I’ve been in about five or six times, on weekdays and weekends, and always at a different time of day — which makes a big difference when the sun is streaming through the factory windows. It’s pretty much always busy — and mostly in a cheerful, orderly way, although waiting in line in order to wait in another line isn’t my jam. Walking past the carb-porn display of Tartine Bread Service ($32 for fresh loaves and ramekins full of fixings) toward the restrooms, I kept wondering if Tartine Manufactory could have been any bigger without fracturing into more of a food hall, or whether, like a freeway that gets widened, increased capacity would only lead to more traffic.

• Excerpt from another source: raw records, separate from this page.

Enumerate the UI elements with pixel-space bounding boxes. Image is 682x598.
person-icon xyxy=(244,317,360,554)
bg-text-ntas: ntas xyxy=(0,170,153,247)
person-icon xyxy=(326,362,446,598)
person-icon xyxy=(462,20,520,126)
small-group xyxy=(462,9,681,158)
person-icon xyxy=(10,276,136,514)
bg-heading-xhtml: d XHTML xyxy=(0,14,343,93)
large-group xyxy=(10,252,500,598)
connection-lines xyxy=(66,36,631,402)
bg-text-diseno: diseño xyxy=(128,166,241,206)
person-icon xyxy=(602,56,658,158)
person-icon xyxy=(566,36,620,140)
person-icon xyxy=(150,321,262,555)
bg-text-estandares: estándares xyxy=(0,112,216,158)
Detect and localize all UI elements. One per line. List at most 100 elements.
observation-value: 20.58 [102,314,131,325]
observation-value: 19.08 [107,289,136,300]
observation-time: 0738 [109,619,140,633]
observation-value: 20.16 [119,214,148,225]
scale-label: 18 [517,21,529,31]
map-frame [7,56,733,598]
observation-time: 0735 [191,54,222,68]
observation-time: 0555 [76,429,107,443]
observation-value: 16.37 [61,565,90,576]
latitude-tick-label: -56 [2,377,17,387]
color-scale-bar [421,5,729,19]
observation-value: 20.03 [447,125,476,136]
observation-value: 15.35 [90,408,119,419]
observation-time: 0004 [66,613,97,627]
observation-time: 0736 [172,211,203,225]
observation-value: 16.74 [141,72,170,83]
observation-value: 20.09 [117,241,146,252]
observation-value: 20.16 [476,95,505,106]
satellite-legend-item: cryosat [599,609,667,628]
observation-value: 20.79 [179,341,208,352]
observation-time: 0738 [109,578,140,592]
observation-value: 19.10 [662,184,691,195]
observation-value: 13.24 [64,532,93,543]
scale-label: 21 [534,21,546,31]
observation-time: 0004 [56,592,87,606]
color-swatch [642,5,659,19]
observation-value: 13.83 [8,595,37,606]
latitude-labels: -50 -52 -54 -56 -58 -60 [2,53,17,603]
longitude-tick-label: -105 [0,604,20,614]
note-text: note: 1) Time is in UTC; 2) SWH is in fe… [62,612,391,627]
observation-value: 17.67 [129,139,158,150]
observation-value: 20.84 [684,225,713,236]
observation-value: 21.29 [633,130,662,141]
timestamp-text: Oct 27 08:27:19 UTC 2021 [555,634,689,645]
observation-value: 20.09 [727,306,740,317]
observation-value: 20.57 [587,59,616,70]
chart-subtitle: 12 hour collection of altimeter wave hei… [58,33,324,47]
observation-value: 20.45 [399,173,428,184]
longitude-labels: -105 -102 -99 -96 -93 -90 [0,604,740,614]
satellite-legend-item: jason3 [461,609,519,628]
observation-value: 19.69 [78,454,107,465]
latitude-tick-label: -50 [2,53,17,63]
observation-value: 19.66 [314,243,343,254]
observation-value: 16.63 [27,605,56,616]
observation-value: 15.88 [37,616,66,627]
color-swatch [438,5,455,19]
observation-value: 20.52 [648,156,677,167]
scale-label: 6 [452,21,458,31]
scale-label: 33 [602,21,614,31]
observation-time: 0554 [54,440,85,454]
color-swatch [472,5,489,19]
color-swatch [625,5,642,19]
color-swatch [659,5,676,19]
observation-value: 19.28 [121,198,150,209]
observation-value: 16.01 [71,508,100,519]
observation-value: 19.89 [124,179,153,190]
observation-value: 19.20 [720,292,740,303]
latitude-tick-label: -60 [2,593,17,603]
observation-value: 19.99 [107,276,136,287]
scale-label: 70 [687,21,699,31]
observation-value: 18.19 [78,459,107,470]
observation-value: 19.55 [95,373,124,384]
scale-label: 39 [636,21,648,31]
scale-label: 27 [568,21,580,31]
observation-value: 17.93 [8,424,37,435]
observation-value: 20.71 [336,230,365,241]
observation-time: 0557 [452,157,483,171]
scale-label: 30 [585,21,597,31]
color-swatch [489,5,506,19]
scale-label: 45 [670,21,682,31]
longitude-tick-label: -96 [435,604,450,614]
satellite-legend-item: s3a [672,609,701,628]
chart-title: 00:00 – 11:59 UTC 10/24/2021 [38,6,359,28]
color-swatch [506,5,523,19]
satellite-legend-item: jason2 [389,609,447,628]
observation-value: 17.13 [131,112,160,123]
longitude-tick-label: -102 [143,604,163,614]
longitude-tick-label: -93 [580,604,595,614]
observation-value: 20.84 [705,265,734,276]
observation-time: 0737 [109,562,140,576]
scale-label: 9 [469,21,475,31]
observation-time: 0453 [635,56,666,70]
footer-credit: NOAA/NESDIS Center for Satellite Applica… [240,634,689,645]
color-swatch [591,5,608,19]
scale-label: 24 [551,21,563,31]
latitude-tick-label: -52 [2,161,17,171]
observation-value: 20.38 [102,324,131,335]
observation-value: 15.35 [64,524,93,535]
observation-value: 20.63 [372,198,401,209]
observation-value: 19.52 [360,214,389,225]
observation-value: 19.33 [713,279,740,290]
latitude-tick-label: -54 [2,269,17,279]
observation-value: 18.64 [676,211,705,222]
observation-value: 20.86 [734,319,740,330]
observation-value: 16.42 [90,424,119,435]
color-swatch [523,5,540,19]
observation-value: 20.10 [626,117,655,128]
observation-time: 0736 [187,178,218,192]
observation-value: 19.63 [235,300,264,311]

Happily, there is now ice cream, made partly from water buffalo milk sourced from a farm in Petaluma. Tartine Cookies and Cream is a separate counter from the main action, which naturally means yet another line. While admiring the ice cream jerk’s finesse with filling a sample-size cone of soft-serve without overflowing, I learned that the water buffalo have names. At $3.50 for a small cup, $5 for a large, and $5.75 for a cone, it’s a notch pricier than Humphry Slocombe or the Bi-Rite Creamery, which Cookies and Cream slightly resembles. Be it a silky flor di latte or the fruity, complex Askinosie dark chocolate, the texture was richer than either of its competitors, which use Straus as their base.
Consumed with indecision, the people ahead of me asked about toppings for their Concord grape sorbet, which is an even prettier color than the ube ice cream at Mitchell’s.
The staff recommendation was telling: “If you’re gonna Instagram it, sprinkles.”
Tartine Manufactury 595 Alabama St., 415-757-0007 or tartinemanufactory.com Hours: Mon-Fri, 7:30 a.m. – 5 p.m.; Sat-Sun, 8 a.m. – 5 p.m.